On ne peut pas comparer les déchets nucléaires avec les autres déchets industriels
Il s’agit d’un danger totalement différent. Juste un exemple : La dose létale du Plutonium est de 1 mg (un millième de gramme) par personne. Dans un seul réacteur de Tihange, il y a des centaines de Kg de Plutonium dont la période de « demi-vie »3 est de 24.400 ans !

On ne peut pas comparer les déchets nucléaires provenant des centrales électriques avec les déchets nucléaires des hôpitaux et centres de recherche
Dans les hôpitaux et centres de recherche, on manipule des quantités minuscules (à peine quelques grammes) de matières radioactives. Dans un seul réacteur de Tihange, il y a environ 80 tonnes de matières radioactives !

Il n’y a toujours pas de solution pour les déchets radioactifs
Chaque année, plus de 8.000 tonnes de déchets radioactifs sont extraits des 440 réacteurs nucléaires (civils) du monde, et léguées aux générations futures. Le « retraitement » des déchets est un leurre et un vilain sophisme. Le « retraitement » n’est en réalité qu’une pénible et imparfaite séparation des déchets, et ce processus industriel rejette lui-même beaucoup d’effluents radioactifs liquides et gazeux. Il ne sert, en fait, qu’à extraire le Plutonium et l’Uranium 238 destinés aux applications civiles et militaires. Et, au final, ces opérations de retraitement créent encore plus de déchets radioactifs. De plus, le retraitement est un véritable gouffre financier. C’est pourquoi la quasi-totalité des pays nucléarisés ont abandonné cette voie.
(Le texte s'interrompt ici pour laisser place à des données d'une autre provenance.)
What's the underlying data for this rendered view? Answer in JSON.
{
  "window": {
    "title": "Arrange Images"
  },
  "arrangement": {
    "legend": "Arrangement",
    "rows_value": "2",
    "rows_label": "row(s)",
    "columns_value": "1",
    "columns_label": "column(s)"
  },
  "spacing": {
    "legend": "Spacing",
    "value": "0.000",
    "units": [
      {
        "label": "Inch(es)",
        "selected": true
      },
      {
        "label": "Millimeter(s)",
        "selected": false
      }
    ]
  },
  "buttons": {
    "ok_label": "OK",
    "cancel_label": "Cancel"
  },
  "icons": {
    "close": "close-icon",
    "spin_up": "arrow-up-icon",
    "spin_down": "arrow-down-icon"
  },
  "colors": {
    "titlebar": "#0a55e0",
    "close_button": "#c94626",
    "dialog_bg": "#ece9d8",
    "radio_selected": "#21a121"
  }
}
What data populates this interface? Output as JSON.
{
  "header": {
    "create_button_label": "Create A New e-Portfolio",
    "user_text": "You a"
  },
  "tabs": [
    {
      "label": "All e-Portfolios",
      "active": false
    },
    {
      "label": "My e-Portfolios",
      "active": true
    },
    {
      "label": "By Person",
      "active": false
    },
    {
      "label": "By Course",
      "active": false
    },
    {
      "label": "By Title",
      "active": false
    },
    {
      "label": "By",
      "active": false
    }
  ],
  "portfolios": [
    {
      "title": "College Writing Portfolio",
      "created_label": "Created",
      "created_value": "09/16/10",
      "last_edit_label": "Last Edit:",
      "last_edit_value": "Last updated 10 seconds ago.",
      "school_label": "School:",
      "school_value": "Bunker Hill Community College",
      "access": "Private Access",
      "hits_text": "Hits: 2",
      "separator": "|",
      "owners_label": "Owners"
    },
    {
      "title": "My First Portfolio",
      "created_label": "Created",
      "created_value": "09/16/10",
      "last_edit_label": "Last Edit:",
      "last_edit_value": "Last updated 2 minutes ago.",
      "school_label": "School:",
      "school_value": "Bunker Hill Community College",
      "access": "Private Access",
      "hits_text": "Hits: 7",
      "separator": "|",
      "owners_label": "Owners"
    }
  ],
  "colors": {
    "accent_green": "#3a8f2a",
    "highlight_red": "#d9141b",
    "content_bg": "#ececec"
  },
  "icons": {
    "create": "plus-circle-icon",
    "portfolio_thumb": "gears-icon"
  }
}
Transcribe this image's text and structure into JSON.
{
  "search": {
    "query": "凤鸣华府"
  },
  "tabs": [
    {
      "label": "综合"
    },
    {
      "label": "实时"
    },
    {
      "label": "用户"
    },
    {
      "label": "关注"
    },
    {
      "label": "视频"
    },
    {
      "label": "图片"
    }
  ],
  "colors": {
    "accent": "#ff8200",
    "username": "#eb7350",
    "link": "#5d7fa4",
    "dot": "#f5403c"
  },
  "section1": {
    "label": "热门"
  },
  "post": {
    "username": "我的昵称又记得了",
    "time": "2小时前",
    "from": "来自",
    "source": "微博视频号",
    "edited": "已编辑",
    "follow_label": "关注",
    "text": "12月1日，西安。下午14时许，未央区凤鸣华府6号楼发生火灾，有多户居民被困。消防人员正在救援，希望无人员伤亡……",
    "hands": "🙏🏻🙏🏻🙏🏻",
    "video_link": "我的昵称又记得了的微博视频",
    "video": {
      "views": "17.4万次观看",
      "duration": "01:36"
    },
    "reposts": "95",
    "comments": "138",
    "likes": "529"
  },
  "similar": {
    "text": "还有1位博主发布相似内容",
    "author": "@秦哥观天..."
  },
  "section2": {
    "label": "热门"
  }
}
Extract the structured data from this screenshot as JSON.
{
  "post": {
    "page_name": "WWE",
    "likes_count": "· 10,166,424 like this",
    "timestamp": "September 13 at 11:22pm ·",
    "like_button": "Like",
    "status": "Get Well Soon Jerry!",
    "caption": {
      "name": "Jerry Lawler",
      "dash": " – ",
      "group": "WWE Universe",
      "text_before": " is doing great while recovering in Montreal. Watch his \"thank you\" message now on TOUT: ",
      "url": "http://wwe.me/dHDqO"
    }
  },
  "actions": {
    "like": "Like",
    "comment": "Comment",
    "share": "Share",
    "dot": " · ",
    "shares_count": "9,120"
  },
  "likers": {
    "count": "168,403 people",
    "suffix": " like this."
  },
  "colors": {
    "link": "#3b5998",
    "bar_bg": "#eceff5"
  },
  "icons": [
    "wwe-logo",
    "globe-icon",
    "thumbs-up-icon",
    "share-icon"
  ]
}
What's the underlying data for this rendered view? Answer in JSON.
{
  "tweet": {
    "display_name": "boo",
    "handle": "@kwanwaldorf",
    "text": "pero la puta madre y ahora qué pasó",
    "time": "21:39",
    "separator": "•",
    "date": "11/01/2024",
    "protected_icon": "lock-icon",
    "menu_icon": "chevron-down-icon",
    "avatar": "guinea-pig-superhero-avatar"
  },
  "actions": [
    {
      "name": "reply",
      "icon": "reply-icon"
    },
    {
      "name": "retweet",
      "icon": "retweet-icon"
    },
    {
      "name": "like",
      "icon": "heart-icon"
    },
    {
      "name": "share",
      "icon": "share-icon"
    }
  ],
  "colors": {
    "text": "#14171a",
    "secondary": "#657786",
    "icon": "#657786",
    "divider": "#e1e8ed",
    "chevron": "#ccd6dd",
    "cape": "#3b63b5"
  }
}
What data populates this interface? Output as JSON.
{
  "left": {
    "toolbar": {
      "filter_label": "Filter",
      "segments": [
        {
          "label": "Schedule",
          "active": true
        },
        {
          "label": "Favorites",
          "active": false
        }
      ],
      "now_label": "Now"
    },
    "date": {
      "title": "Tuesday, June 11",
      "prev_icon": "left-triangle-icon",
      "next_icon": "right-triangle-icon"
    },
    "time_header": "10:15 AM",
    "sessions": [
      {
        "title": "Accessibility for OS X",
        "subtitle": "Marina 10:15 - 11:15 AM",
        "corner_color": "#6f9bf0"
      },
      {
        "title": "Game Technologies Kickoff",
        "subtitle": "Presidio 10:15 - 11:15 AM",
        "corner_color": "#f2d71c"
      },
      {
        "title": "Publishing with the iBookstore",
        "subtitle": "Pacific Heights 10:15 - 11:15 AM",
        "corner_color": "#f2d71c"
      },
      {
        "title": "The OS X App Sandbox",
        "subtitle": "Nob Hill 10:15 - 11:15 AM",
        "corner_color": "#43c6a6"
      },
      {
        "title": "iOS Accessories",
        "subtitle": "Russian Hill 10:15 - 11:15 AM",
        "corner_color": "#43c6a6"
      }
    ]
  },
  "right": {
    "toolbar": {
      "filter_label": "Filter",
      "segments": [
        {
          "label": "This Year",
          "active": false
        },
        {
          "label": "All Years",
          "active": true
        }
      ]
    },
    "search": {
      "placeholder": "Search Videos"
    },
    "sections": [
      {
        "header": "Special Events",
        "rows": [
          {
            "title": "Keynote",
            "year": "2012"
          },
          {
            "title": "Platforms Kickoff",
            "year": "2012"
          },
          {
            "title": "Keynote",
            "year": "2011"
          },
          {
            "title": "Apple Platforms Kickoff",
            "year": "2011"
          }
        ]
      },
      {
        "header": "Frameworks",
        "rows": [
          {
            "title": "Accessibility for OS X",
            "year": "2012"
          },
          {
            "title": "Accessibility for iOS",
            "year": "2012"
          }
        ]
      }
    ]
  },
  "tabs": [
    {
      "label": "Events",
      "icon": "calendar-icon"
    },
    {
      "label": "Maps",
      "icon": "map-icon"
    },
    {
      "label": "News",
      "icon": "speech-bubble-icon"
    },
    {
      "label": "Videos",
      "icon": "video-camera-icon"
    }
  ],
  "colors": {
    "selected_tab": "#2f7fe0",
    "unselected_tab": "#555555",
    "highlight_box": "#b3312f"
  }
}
Certains sont tentés par l’enfouissement dans le sol, sans considérer les conséquences environnementales à long terme : contamination des sols et nappes phréatiques, risques d’incendie, etc. L’enfouissement revient, en fait, à « glisser la poussière sous le tapis », pour qu’elle disparaisse de la vue, et que l’on puisse dire « le problème est résolu » aux citoyens électeurs. Mais il s’agit, en fait, de milliers de tonnes de matières radioactives pour des milliers, voire des millions d’années. Aucun géologue ne peut garantir la stabilité du sous-sol à cette échelle de temps. Aucun historien, aucun politologue, ne peut prédire l’avenir de nos sociétés humaines à cette échelle de temps.

De plus, enfouis ou non, les conteneurs utilisés pour ces déchets radioactifs (verre, acier, béton, etc.) sont loin d’être fiables : on constate régulièrement des fuites dans leurs parois après seulement quelques dizaines d’années de stockage.